The seven conditions

05.1
Superior Canal Dehiscence

Third-window VEMP signature — lowered threshold, augmented amplitude.

05.2
Ménière's Disease

Endolymphatic hydrops — reduced amplitudes and frequency-tuning shift.

05.3
Vestibular Neuritis

Topographic diagnosis: superior vs inferior vs total neuritis.

05.4
Vestibular Migraine

VEMP in vestibular migraine — common but heterogeneous abnormalities.

05.5
BPPV

Benign paroxysmal positional vertigo — utricular VEMP findings.

05.6
Vestibular Schwannoma

Sensitivity ~81%, specificity ~53% — adjunct to MRI work-up.

05.7
Multiple Sclerosis

Central demyelination — latency prolongation, even with normal MRI.

Trainee

Pattern recognition

Most clinical VEMP abnormalities fall into one of six broad patterns. Reading the pattern first — before reaching for a specific diagnosis — turns a long report into a short shortlist.

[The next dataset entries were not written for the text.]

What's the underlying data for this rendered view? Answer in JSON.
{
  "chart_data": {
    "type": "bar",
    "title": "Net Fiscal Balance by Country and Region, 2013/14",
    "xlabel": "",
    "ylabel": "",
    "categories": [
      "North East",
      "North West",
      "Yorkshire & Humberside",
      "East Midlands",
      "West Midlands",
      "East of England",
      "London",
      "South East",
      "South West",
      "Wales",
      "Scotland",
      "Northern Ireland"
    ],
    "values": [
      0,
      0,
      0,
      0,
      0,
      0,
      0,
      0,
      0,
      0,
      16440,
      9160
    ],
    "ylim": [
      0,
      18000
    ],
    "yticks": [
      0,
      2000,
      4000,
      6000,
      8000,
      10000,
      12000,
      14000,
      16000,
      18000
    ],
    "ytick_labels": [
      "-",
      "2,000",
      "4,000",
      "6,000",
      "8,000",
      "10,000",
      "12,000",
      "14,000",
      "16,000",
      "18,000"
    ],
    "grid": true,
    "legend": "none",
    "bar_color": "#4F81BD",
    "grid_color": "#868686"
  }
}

  • Threshold lowered, amplitude augmented
    SCD
    Third-window effect — pathognomonic for SCD when high-frequency oVEMP is preserved.
  • Amplitude reduced, frequency tuning shifted
    Ménière's
    Endolymphatic hydrops. Peak frequency shifts from 500 Hz toward 1 kHz.
  • Absent on the affected side, contralateral side preserved
    Vestibular neuritis · Schwannoma
    Topographic split: superior division → oVEMP affected; inferior → cVEMP affected.
  • Latency prolonged with preserved amplitude
    Multiple sclerosis
    Central demyelination. Can be abnormal even with a normal MRI.
  • Heterogeneous, often reduced amplitudes / increased IAR
    Vestibular migraine
    Common but non-specific — supports but does not confirm the diagnosis.
  • Utricular > saccular involvement
    BPPV
    oVEMP abnormalities more frequent than cVEMP; reflects utricular origin of displaced otoconia.